The use of stabilized blood coupled to fluorescent antibodies for IQC determination should allow the verification of the analytical process and is required by the ISO15189 standard for laboratories. Chapter 5.6.1 specifies that: “The laboratory shall ensure the quality of examinations by performing them under defined conditions. Appropriate pre‐ and post‐examination processes shall be implemented (see 4.14.7, 5.4, 5.7, and 5.8). The laboratory shall not fabricate any results.” The main aims are to identify possible dysfunctions in the analytical process, to demonstrate the mastering of the analytical system, to prevent abnormalities and to obtain data for determining the uncertainty in measurement. Cytometer standardization using fluorescent beads according to the Euroflow protocol (Kalina et al., 2012) reaches some of these goals, particularly guaranteeing the cytometer calibration to control the analytical process. The two major drawbacks are that they do not allow determining the uncertainty in measurement and they do not have the same or similar composition as patients' samples. However, as the cytometer only detects fluorescence, the conditions are the same as for patients' sample analysis. These beads correspond to the IQC definition, if they are considered as “a set of procedures undertaken by laboratory staff for the continuous monitoring of operation and the results of measurements in order to decide whether results are reliable enough to be released” (Thompson & Wood, 1995). Unlike stabilized blood, beads are not subject to inter‐batch variations, and this explain why the stabilized blood used for the IQC assessments leads to some approximation in the target value determination. Beads can guarantee cytometer performances better than stabilized blood and can be used alone as IQC.

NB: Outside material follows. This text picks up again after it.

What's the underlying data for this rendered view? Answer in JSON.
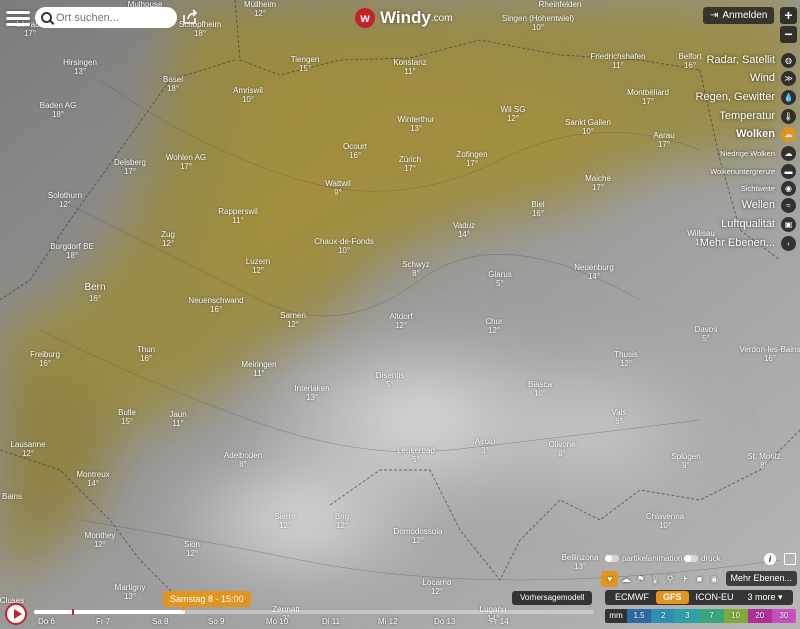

Several studies demonstrated that LTUM is equivalent to the IQC + EQA method for uncertainty in measurement determination (Matar et al., 2015; Meijer et al., 2002). Our results suggest that LTUM is superior to IQC + EQA for different reasons. First, the IQC method uses stabilized blood that does not reflect exactly the patients' sample matrix. Furthermore, the process of IQC stabilization leads to some approximation in the target values that is materialized by inter‐batch variations (Figure 3). Second, the uncertainty in measurement values calculated by the IQC + EQA method were lower than those obtained with the LTUM method because the IQC values almost never vary, which can lead to an underestimation of the real‐life reproducibility. Third, the IQC method does not test the treatment decision‐making threshold values (e.g., 350 CD3+/CD4+ cells/μl). Therefore, it does not assess the reproducibility around these critical values. Finally, as the EQA tests a larger range of values, it offers a more representative panel of what routinely encountered in a laboratory. The evaluation of the coefficient of variation is more precise when the EQA is considered on its own.

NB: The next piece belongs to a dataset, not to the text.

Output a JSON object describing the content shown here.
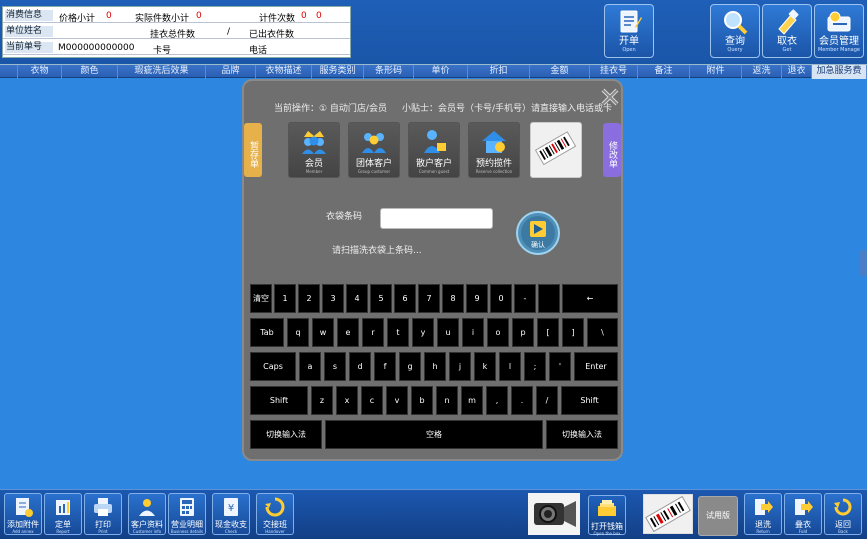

Here, we demonstrated that the LTUM method could be used to determine the uncertainty in measurement for cytometry analyses. We chose to focus only on CD3+/CD4+ T cells to avoid redundancy, but we obtained similar results for the other lymphocyte subpopulations and for CD34+ stem cells (Table 1). We think that the LTUM method is useful for laboratories that analyze lymphocyte subpopulations and for laboratories specialized in the quantification of circulating stem cells in blood. Stabilized blood‐based IQC leads to an approximation of the uncertainty in measurement determination and does not provide reliable information on the analysis reproducibility. The periodic utilization of fluorescent beads can be considered as a good IQC to monitor cytometer performances.

CONFLICT OF INTEREST

The authors have no competing conflict of interest to declare.